Damit wären wir beim weiteren tragischen Verlauf der Geschichte. Anfangs noch abgeneigt von der Prostitution, wie es ihre Freundin z.B. macht, überschlagen sich die Ereignisse, sodass sie schnell zur "Nutte" wird, und aufgrund ihrer Sehnsucht nach einem besseren Leben und ihrer sicher auch altersbedingten Naivität Opfer von Menschenhändlern wird, wie es in der Realität viel zu oft der Fall ist.
So sind die einzig positiv erscheinenden Szenen, wo Lilja Lebensmut und Glück erfährt letztendlich auch nur ein übler Trick, um ihr weiteres schlimmeres seelisches wie körperliches Leid zuzufügen. Moodysson drehte authentisch mit russischen Schauspielerinnen, die ihre Arbeit ganz fabelhaft und bewegend real ausführen. Liljas Charakter und auch der Straßenjunge, der als einziger Lilja vor der drohenden Katastrophe warnte, werden mit einer großen Überzeugung gespielt. Doch alles andere um sie herum scheint nur von extremem Egoismus und bedrückender Misanthropie geprägt. Sowieso hinterlässt der Film eine düstere Bedrückung und Melancholie in den ruhigen Momenten, aber auch in den mit harten Beats untersetzten wackeligen Bildern des Leids.
Doch habe ich auch Probleme mit der Darstellung der beklemmenden Geschichte. An einigen Stellen wird leider an Intensität gespart, nicht näher ausgeführt. Ich meine damit nicht, dass man explizit mehr Härte gebraucht hätte. Doch meiner Meinung nach verliert die EMOTIONALE Darstellung desöfteren an Stärke, wenn es darum geht, den gnadenlosen Absturz Liljas junger Existenz zwischen Gewalt und Sex, hervorzuheben. Wenn sich die ganzen Bilder von den eklig stöhnenden Grauhaarigen aneinanderreihen, überkommt mich leider manchmal eine gewisse Teilnahmslosigkeit. Das darf nicht sein.
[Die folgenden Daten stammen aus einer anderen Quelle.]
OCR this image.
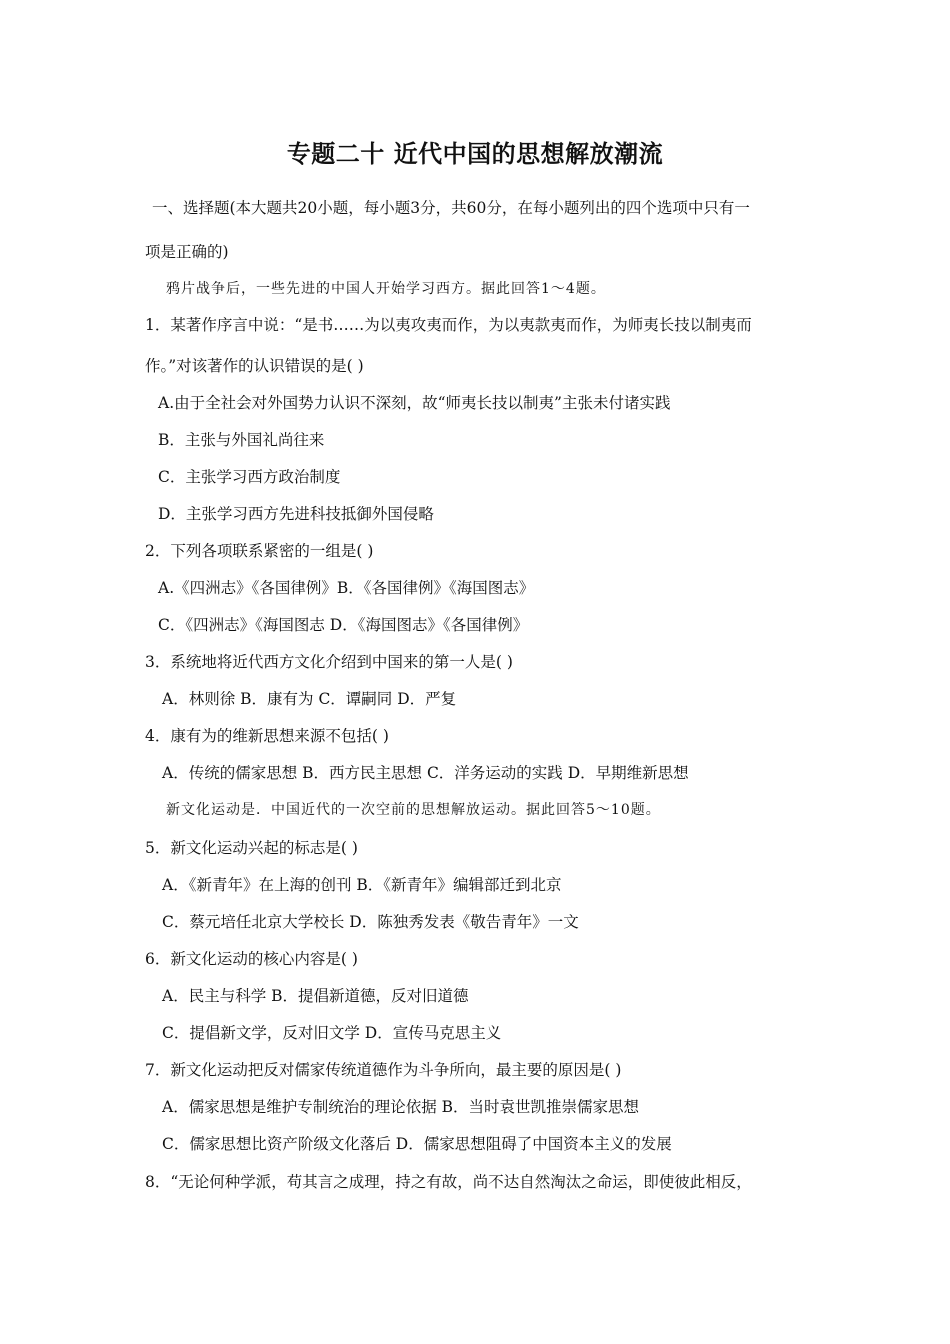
专题二十 近代中国的思想解放潮流
一、选择题(本大题共20小题，每小题3分，共60分，在每小题列出的四个选项中只有一
项是正确的)
鸦片战争后，一些先进的中国人开始学习西方。据此回答1～4题。
1．某著作序言中说：“是书……为以夷攻夷而作，为以夷款夷而作，为师夷长技以制夷而
作。”对该著作的认识错误的是( )
A.由于全社会对外国势力认识不深刻，故“师夷长技以制夷”主张未付诸实践
B．主张与外国礼尚往来
C．主张学习西方政治制度
D．主张学习西方先进科技抵御外国侵略
2．下列各项联系紧密的一组是( )
A.《四洲志》《各国律例》B．《各国律例》《海国图志》
C．《四洲志》《海国图志 D．《海国图志》《各国律例》
3．系统地将近代西方文化介绍到中国来的第一人是( )
A．林则徐 B．康有为 C．谭嗣同 D．严复
4．康有为的维新思想来源不包括( )
A．传统的儒家思想 B．西方民主思想 C．洋务运动的实践 D．早期维新思想
新文化运动是．中国近代的一次空前的思想解放运动。据此回答5～10题。
5．新文化运动兴起的标志是( )
A．《新青年》在上海的创刊 B．《新青年》编辑部迁到北京
C．蔡元培任北京大学校长 D．陈独秀发表《敬告青年》一文
6．新文化运动的核心内容是( )
A．民主与科学 B．提倡新道德，反对旧道德
C．提倡新文学，反对旧文学 D．宣传马克思主义
7．新文化运动把反对儒家传统道德作为斗争所向，最主要的原因是( )
A．儒家思想是维护专制统治的理论依据 B．当时袁世凯推崇儒家思想
C．儒家思想比资产阶级文化落后 D．儒家思想阻碍了中国资本主义的发展
8．“无论何种学派，苟其言之成理，持之有故，尚不达自然淘汰之命运，即使彼此相反，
Ein gutes Musterbeispiel wäre hier etwa der qualvolle Fall der Figur Marion in "Requiem for a dream" gewesen.
Ein weiteres Problem ist die arg aufgesetzte religiöse Symbolik, die der Film zu sehr in den Vordergrund setzt. Von dem Heiligenbild, Liljas Talisman sozusagen, einmal abgesehen, werden die religiösen Motive spätestens ab der Verwendung von Engelsflügeln in Liljas "Visionen" zu einem übersentimentalen Kitsch. Dadurch geht einiges an Intensität und Traurigkeit kaputt - Moodysson hätte hier ruhig sparen können.
Trotzdem ist "Lilja 4-ever" ein gutes Stück jungen desillusionerenden Direct Cinemas, dynamisch in Szene gesetzt, bedrückend und intensiv dargestellt. Etwas überambitioniert zwar, aber trotzdem sehr mutig und gut. Für alle zu empfehlen, denen das allwinterliche Blockbuster-Unterhaltungskino langsam auf den Senkel geht. Knappe 8/10.